Mr Lyttle, 53, is on trial in the High Court in Palmerston North, accused of murdering Brett Hall in May 2011.

Right from the start, police believed Mr Hall had been the victim of foul play, but with no evidence three years after his disappearance, police set up an undercover investigation targeting Mr Lyttle.

Undercover officers lured him into what they told him was a criminal group with promises of money and other incentives.

By the time the sting ended Mr Lyttle had made several admissions relating to killing Mr Hall and doing away with his body.

However, defence lawyer Christopher Stevenson criticised the sting, saying it targeted a financially struggling father of young children with promises of a big pay day and overseas travel.

“They had been involved in three months of effectively a scam on David Lyttle, pretending to be part of a big, organised criminal syndicate and promising him if he got in he’d have a fabulous new life… easy money. These police officers were lying to him.”

Mr Stevenson said the Crown had told the jury his client had admitted “with little prompting” that he shot Mr Hall.
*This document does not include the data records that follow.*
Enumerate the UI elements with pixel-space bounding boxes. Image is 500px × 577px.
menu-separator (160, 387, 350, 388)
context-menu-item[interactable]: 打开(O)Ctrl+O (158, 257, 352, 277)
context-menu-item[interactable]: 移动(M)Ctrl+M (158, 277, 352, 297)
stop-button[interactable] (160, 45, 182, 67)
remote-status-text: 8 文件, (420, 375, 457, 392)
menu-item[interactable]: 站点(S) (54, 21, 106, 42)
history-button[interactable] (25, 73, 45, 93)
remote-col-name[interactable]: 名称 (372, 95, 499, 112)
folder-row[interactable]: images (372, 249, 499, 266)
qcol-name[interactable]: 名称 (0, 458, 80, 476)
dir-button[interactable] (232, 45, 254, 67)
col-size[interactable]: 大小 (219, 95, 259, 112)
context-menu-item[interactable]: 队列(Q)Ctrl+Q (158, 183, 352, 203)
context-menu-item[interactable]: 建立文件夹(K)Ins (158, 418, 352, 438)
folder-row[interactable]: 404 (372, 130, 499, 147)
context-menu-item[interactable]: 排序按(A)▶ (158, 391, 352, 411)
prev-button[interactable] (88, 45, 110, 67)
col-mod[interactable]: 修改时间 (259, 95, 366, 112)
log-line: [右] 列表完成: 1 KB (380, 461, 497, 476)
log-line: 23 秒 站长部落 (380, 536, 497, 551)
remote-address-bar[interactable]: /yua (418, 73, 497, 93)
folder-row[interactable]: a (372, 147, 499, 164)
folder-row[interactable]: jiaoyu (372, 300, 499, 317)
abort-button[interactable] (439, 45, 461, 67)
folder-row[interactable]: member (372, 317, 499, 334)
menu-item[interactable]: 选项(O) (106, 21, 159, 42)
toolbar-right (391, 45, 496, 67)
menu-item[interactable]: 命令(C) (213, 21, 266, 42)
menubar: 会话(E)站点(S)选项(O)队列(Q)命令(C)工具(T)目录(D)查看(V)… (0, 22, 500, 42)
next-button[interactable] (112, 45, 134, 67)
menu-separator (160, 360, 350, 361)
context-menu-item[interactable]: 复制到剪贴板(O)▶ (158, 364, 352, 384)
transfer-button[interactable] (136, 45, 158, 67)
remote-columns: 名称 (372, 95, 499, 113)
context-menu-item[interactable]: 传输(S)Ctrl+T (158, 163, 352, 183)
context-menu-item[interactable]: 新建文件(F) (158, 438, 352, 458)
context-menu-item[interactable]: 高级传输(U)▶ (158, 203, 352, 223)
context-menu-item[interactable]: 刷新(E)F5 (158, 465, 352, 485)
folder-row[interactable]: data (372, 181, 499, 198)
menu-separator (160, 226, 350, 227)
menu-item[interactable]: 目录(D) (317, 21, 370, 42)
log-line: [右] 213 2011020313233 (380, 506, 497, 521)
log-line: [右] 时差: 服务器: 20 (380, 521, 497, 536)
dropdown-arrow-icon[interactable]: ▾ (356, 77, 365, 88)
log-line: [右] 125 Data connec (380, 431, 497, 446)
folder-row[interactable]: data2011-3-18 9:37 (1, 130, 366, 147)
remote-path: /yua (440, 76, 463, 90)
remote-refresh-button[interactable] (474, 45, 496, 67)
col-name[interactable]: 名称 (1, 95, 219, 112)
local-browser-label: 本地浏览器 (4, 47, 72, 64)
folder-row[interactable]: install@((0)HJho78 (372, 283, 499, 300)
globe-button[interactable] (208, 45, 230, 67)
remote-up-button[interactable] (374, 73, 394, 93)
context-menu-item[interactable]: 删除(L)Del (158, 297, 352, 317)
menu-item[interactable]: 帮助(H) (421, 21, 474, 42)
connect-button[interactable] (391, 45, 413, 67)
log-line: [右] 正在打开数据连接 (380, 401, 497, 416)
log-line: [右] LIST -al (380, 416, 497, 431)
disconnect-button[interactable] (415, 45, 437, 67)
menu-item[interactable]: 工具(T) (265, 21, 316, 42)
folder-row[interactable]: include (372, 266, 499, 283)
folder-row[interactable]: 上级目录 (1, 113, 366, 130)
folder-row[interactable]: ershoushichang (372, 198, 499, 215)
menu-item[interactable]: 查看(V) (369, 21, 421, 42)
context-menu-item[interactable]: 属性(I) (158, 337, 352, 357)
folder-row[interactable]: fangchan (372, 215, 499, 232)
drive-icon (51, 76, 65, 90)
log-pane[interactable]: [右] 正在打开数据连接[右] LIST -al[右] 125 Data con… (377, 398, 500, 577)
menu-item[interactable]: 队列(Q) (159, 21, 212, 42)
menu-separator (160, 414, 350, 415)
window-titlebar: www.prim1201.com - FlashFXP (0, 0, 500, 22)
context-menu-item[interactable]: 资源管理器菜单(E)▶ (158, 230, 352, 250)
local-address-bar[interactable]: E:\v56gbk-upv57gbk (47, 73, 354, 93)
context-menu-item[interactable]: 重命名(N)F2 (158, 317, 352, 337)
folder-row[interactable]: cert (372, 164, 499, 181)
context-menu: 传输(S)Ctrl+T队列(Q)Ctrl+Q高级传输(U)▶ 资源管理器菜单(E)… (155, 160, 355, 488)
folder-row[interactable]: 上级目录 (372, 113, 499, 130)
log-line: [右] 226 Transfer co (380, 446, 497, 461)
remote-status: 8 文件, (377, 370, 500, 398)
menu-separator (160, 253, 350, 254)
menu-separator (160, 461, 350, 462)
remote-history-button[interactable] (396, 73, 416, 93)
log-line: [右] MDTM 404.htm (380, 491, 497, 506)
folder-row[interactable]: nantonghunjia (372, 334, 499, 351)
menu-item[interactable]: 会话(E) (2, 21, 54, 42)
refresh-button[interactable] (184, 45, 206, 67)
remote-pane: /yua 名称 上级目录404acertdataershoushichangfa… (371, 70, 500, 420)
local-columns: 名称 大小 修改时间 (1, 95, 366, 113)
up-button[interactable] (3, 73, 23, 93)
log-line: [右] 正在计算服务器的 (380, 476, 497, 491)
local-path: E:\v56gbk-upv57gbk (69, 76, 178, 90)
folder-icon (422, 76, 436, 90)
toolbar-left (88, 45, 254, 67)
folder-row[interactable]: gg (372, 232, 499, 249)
However, at first Mr Lyttle had said Mr Hall’s disappearance had nothing to do with him, but it was made clear to him that was not an acceptable response, Mr Stevenson said.

“This whole three month scam or scenario had one aim and one only. The police had made up their minds it was David Lyttle.

“They were wrong, but they were intent on getting a confession. When he said it wasn’t him, he was given a clear message that that response wouldn’t get him into the organisation and the easy money, easy lifestyle would be taken way.

“At that point he said ‘OK I did it.'”

Mr Hall could have gone missing in remote bush and searchers had not been able to find him.

He could also have been a victim of foul play in connection with his lifestyle, Mr Stevenson said.

“An inherently high-risk, dangerous lifestyle – P use, P dealing, cannabis dealing at a serious level with serious criminals, and either directly or indirectly associating with gang members.”

Mr Hall had previously been the victim of intimidation in connection with drug dealing and it was known he stored vast quantities of cash and drugs at his isolated property, Mr Stevenson said.

The trial, before Justice Simon France and a jury of 10 women and two men, is expected to run for about 10 weeks.